Однако и в самом деле неплохо сейчас хлебнуть натурального живого
морозца. И не так уж все это несбыточно.
Она тронула пульт:
- Зимний парк, пожалуйста. - И озорно добавила: - Гони!
Посадочная площадка на куполе парка была малолюдна. Ларра отпустила
дирижабль, и он откочевал на стоянку. Смотровое окно в оболочке купола
покрывали морозные узоры. От входа в парк тянуло вкусным запахом
заиндевелой хвои.
Спуск по шлюзовому коридору. Открылись шкафчики обменника, перед
некоторыми из них женщины облачались в спортивные костюмы, придирчиво
осматривали свои отражения в зеркалах. В углу стайка девчонок, громко
смеясь и споря, изобретала какие-то немыслимые курточки, но фантазии не
повторяться им явно не хватало...
Замшевые брючки, тонкие сапожки мехом наружу и короткая шубка. Вместо
шапочки - плетенка из мягких ремешков с серебристой оторочкой под лемминга.
Когда она отошла от шкафчика, девчонки в углу разинули рты и подталкивали
друг дружку локтями, пока она проходила мимо. Потом сблизили головы и
принялись яростно шептаться, доказывая что-то себе и компьютеру.
На выходе толклись мужчины разного возраста. Одни покорно. Другие,
потеряв терпение, нервно притоптывали ногами.

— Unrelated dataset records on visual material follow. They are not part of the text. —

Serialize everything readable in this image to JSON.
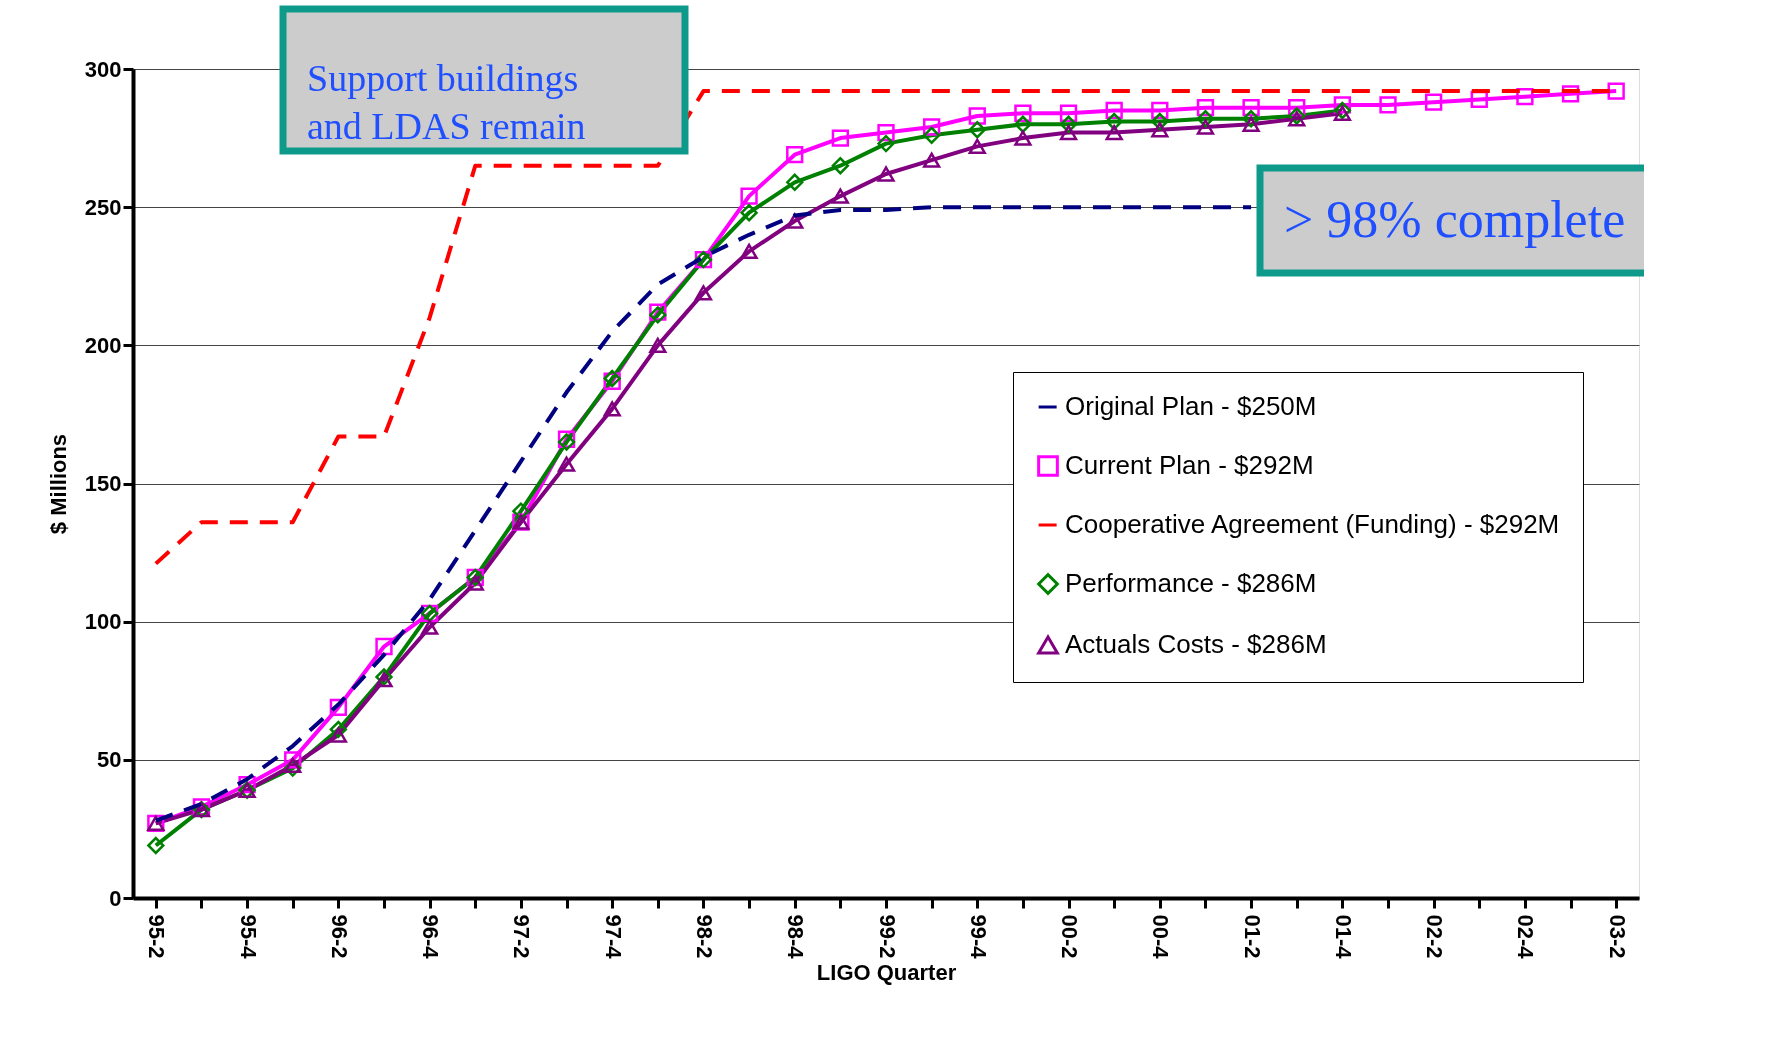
{
  "chart_data": {
    "type": "line",
    "xlabel": "LIGO Quarter",
    "ylabel": "$ Millions",
    "categories": [
      "95-2",
      null,
      "95-4",
      null,
      "96-2",
      null,
      "96-4",
      null,
      "97-2",
      null,
      "97-4",
      null,
      "98-2",
      null,
      "98-4",
      null,
      "99-2",
      null,
      "99-4",
      null,
      "00-2",
      null,
      "00-4",
      null,
      "01-2",
      null,
      "01-4",
      null,
      "02-2",
      null,
      "02-4",
      null,
      "03-2"
    ],
    "ylim": [
      0,
      300
    ],
    "yticks": [
      0,
      50,
      100,
      150,
      200,
      250,
      300
    ],
    "grid": "y",
    "legend": "right",
    "series": [
      {
        "name": "Original Plan - $250M",
        "color": "#000080",
        "line_style": "dashed",
        "marker": "none",
        "values": [
          28,
          34,
          43,
          55,
          70,
          88,
          108,
          133,
          158,
          183,
          205,
          222,
          232,
          240,
          247,
          249,
          249,
          250,
          250,
          250,
          250,
          250,
          250,
          250,
          250,
          null,
          null,
          null,
          null,
          null,
          null,
          null,
          null
        ]
      },
      {
        "name": "Current Plan - $292M",
        "color": "#ff00ff",
        "line_style": "solid",
        "marker": "square",
        "values": [
          27,
          33,
          41,
          50,
          69,
          91,
          103,
          116,
          136,
          166,
          187,
          212,
          231,
          254,
          269,
          275,
          277,
          279,
          283,
          284,
          284,
          285,
          285,
          286,
          286,
          286,
          287,
          287,
          288,
          289,
          290,
          291,
          292
        ]
      },
      {
        "name": "Cooperative Agreement (Funding) - $292M",
        "color": "#ff0000",
        "line_style": "dashed",
        "marker": "none",
        "values": [
          121,
          136,
          136,
          136,
          167,
          167,
          210,
          265,
          265,
          265,
          265,
          265,
          292,
          292,
          292,
          292,
          292,
          292,
          292,
          292,
          292,
          292,
          292,
          292,
          292,
          292,
          292,
          292,
          292,
          292,
          292,
          292,
          292
        ]
      },
      {
        "name": "Performance - $286M",
        "color": "#008000",
        "line_style": "solid",
        "marker": "diamond",
        "values": [
          19,
          32,
          39,
          47,
          61,
          80,
          103,
          116,
          140,
          165,
          188,
          211,
          231,
          248,
          259,
          265,
          273,
          276,
          278,
          280,
          280,
          281,
          281,
          282,
          282,
          283,
          285,
          null,
          null,
          null,
          null,
          null,
          null
        ]
      },
      {
        "name": "Actuals Costs - $286M",
        "color": "#800080",
        "line_style": "solid",
        "marker": "triangle",
        "values": [
          27,
          32,
          39,
          48,
          59,
          79,
          98,
          114,
          136,
          157,
          177,
          200,
          219,
          234,
          245,
          254,
          262,
          267,
          272,
          275,
          277,
          277,
          278,
          279,
          280,
          282,
          284,
          null,
          null,
          null,
          null,
          null,
          null
        ]
      }
    ],
    "annotations": [
      "Support buildings\nand LDAS remain",
      "> 98% complete"
    ]
  }
}
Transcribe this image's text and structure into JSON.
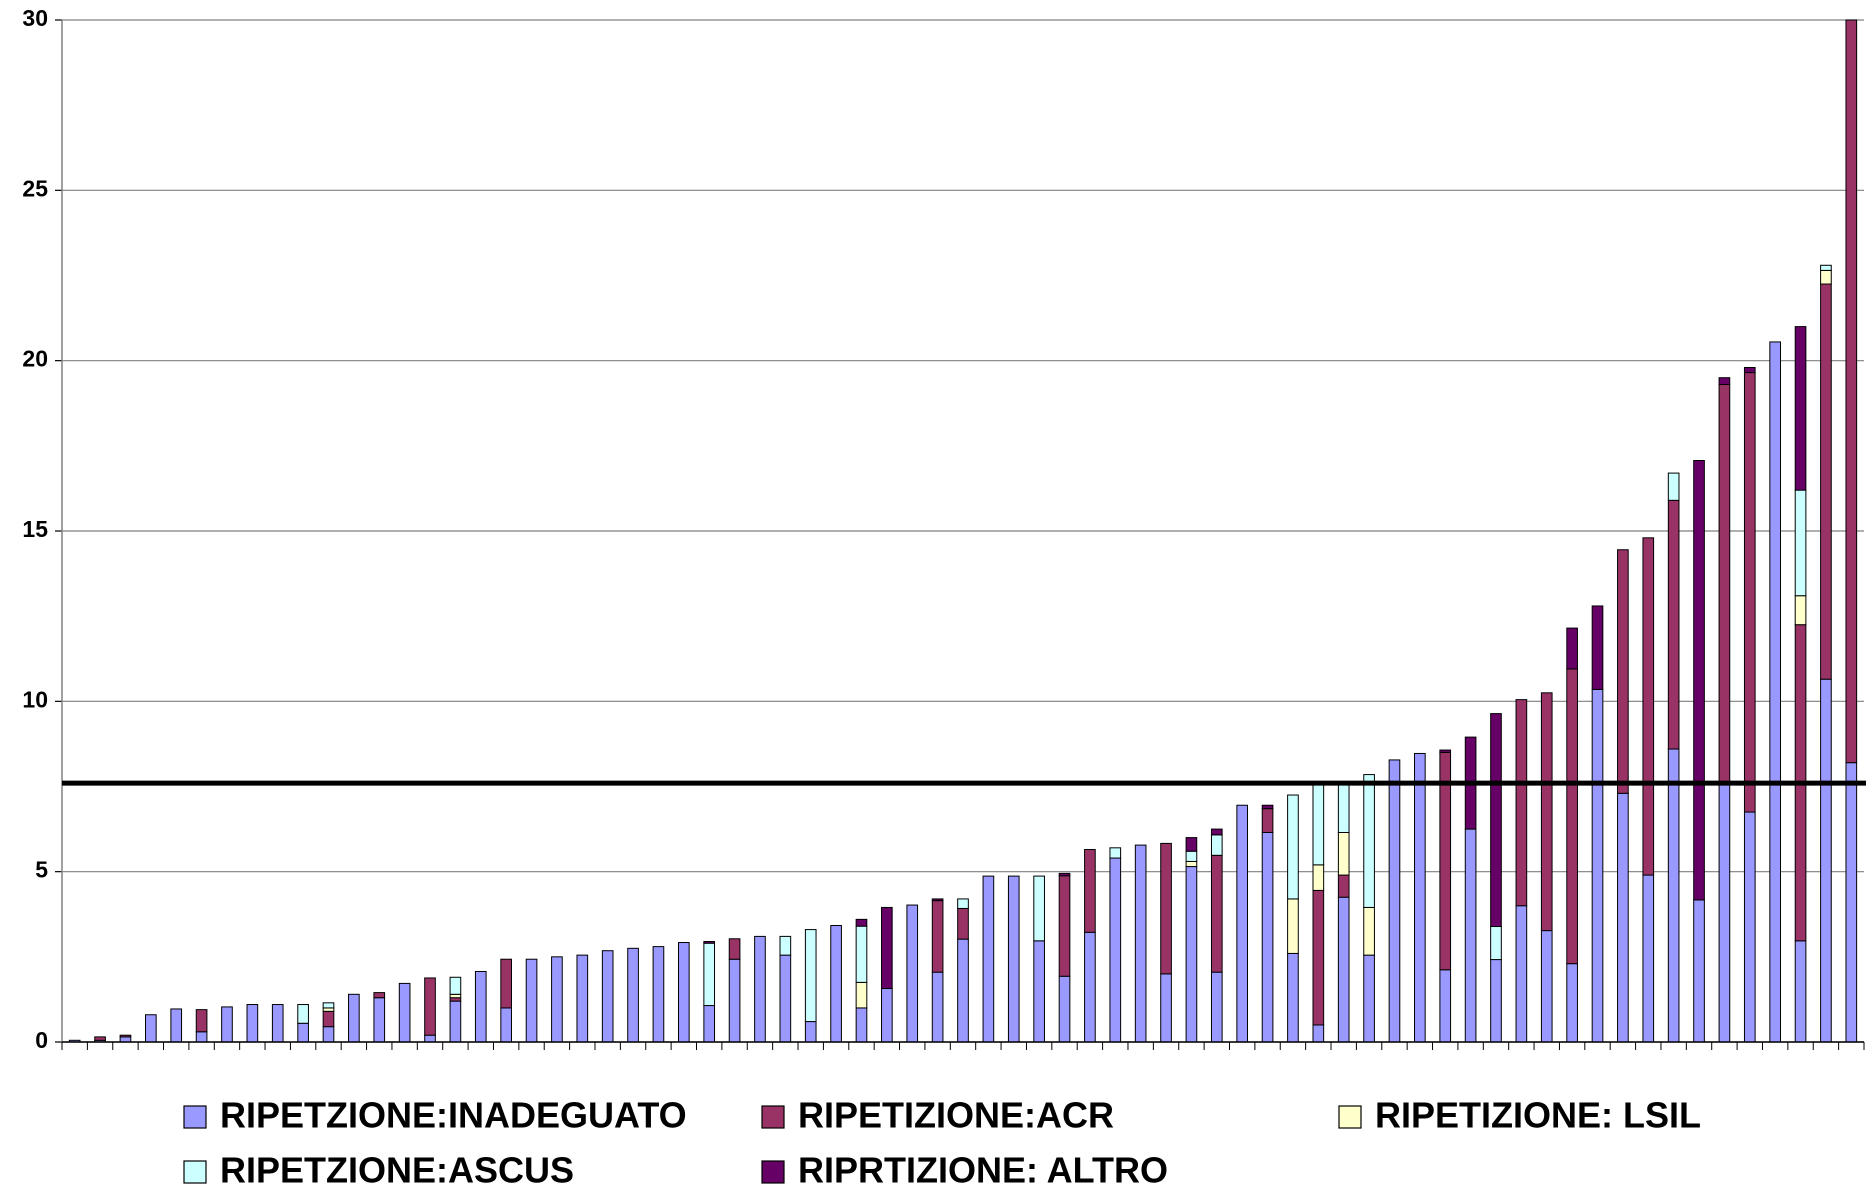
{
  "chart_data": {
    "type": "stacked_bar",
    "categories": [
      null,
      null,
      null,
      null,
      null,
      null,
      null,
      null,
      null,
      null,
      null,
      null,
      null,
      null,
      null,
      null,
      null,
      null,
      null,
      null,
      null,
      null,
      null,
      null,
      null,
      null,
      null,
      null,
      null,
      null,
      null,
      null,
      null,
      null,
      null,
      null,
      null,
      null,
      null,
      null,
      null,
      null,
      null,
      null,
      null,
      null,
      null,
      null,
      null,
      null,
      null,
      null,
      null,
      null,
      null,
      null,
      null,
      null,
      null,
      null,
      null,
      null,
      null,
      null,
      null,
      null,
      null,
      null,
      null,
      null,
      null
    ],
    "series": [
      {
        "name": "RIPETZIONE:INADEGUATO",
        "color": "#9999ff",
        "values": [
          0.05,
          0.05,
          0.15,
          0.8,
          0.97,
          0.3,
          1.03,
          1.1,
          1.1,
          0.55,
          0.45,
          1.4,
          1.3,
          1.72,
          0.2,
          1.2,
          2.07,
          1.0,
          2.43,
          2.5,
          2.55,
          2.68,
          2.75,
          2.8,
          2.92,
          1.07,
          2.43,
          3.1,
          2.55,
          0.6,
          3.42,
          1.0,
          1.57,
          4.02,
          2.05,
          3.02,
          4.87,
          4.87,
          2.97,
          1.93,
          3.22,
          5.4,
          5.78,
          2.0,
          5.15,
          2.05,
          6.95,
          6.15,
          2.6,
          0.5,
          4.25,
          2.55,
          8.28,
          8.47,
          2.12,
          6.25,
          2.42,
          4.0,
          3.27,
          2.3,
          10.35,
          7.3,
          4.9,
          8.6,
          4.17,
          7.6,
          6.75,
          20.55,
          2.97,
          10.65,
          8.2
        ]
      },
      {
        "name": "RIPETIZIONE:ACR",
        "color": "#993366",
        "values": [
          0,
          0.1,
          0.05,
          0,
          0,
          0.65,
          0,
          0,
          0,
          0,
          0.45,
          0,
          0.15,
          0,
          1.68,
          0.1,
          0,
          1.43,
          0,
          0,
          0,
          0,
          0,
          0,
          0,
          0,
          0.6,
          0,
          0,
          0,
          0,
          0,
          0,
          0,
          2.1,
          0.9,
          0,
          0,
          0,
          2.95,
          2.43,
          0,
          0,
          3.83,
          0,
          3.43,
          0,
          0.7,
          0,
          3.95,
          0.65,
          0,
          0,
          0,
          6.38,
          0,
          0,
          6.05,
          6.98,
          8.65,
          0,
          7.15,
          9.9,
          7.3,
          0,
          11.7,
          12.9,
          0,
          9.28,
          11.6,
          21.8
        ]
      },
      {
        "name": "RIPETIZIONE: LSIL",
        "color": "#ffffcc",
        "values": [
          0,
          0,
          0,
          0,
          0,
          0,
          0,
          0,
          0,
          0,
          0.1,
          0,
          0,
          0,
          0,
          0.1,
          0,
          0,
          0,
          0,
          0,
          0,
          0,
          0,
          0,
          0,
          0,
          0,
          0,
          0,
          0,
          0.75,
          0,
          0,
          0,
          0,
          0,
          0,
          0,
          0,
          0,
          0,
          0,
          0,
          0.15,
          0,
          0,
          0,
          1.6,
          0.75,
          1.25,
          1.4,
          0,
          0,
          0,
          0,
          0,
          0,
          0,
          0,
          0,
          0,
          0,
          0,
          0,
          0,
          0,
          0,
          0.85,
          0.4,
          0
        ]
      },
      {
        "name": "RIPETZIONE:ASCUS",
        "color": "#ccffff",
        "values": [
          0,
          0,
          0,
          0,
          0,
          0,
          0,
          0,
          0,
          0.55,
          0.15,
          0,
          0,
          0,
          0,
          0.5,
          0,
          0,
          0,
          0,
          0,
          0,
          0,
          0,
          0,
          1.83,
          0,
          0,
          0.55,
          2.7,
          0,
          1.65,
          0,
          0,
          0,
          0.28,
          0,
          0,
          1.9,
          0,
          0,
          0.3,
          0,
          0,
          0.3,
          0.6,
          0,
          0,
          3.05,
          2.4,
          1.45,
          3.9,
          0,
          0,
          0,
          0,
          0.97,
          0,
          0,
          0,
          0,
          0,
          0,
          0.8,
          0,
          0,
          0,
          0,
          3.1,
          0.15,
          0
        ]
      },
      {
        "name": "RIPRTIZIONE: ALTRO",
        "color": "#660066",
        "values": [
          0,
          0,
          0,
          0,
          0,
          0,
          0,
          0,
          0,
          0,
          0,
          0,
          0,
          0,
          0,
          0,
          0,
          0,
          0,
          0,
          0,
          0,
          0,
          0,
          0,
          0.05,
          0,
          0,
          0,
          0,
          0,
          0.2,
          2.38,
          0,
          0.05,
          0,
          0,
          0,
          0,
          0.07,
          0,
          0,
          0,
          0,
          0.4,
          0.17,
          0,
          0.1,
          0,
          0,
          0,
          0,
          0,
          0,
          0.07,
          2.7,
          6.25,
          0,
          0,
          1.2,
          2.45,
          0,
          0,
          0,
          12.9,
          0.2,
          0.15,
          0,
          4.8,
          0,
          0
        ]
      }
    ],
    "reference_line": 7.6,
    "ylim": [
      0,
      30
    ],
    "yticks": [
      0,
      5,
      10,
      15,
      20,
      25,
      30
    ],
    "grid": true
  }
}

Ларру, естественно, никто не
ждал, хотя в глубине души она и надеялась: а вдруг? Ну, бывают же чудеса на
свете... И знаешь, что ничего такого быть не может, а все равно
оглядываешься. Но чудес, оказывается, давным-давно не бывает...
Ларра ускорила шаг (кавалеры расступились), подошла к ледяному спуску,
посмотрела вниз - и отшатнулась. Но тут же храбро ткнула ногой педаль.
Вылетели расписные сани - узорчатые, с круто задранным передком, в бубенцах
и колокольцах. Свистя полозьями, подкатили. Игриво, расшалившейся
собачонкой, боднули под колени. Она плюхнулась, расправила приятно мохнатую
па ощупь искусственную медвежью полость, защелкнула ремни. Скрежеща бортами
на виражах, возносясь и падая, сани ринулись в снежное и пестрое от других
саней, как альпийский луг весной. Ларра подняла воротник, собрала в горсть
застежки ремней. И когда сани пролетали над откосом, рывком высвободилась,
вывалилась за борт и кубарем покатилась под уклон, обрушив рыхлую пушистую
лавину. Снег забивал лицо, лез в рукава, но движение постепенно
стопорилось, она медленно распрямилась. С натугой соображая, где верх, где
низ, не сразу обратила внимание на лыжника, который наискосок перерезал
склон. Тот поднял снежный смерч, круто разворачиваясь и тормозя, кинулся
отряхивать с нее перчаткой снег.
- Послушайте, прыткая амазонка! - сердито прикрикнул он. - Если свою
шею не жалко, мою поберегите!
- А ваша тут при чем? - огрызнулась поэтесса, выплюнув наконец
набившийся в рот ком.
- Мне ее из-за вас намылят! Все в порядке? Не ушиблись?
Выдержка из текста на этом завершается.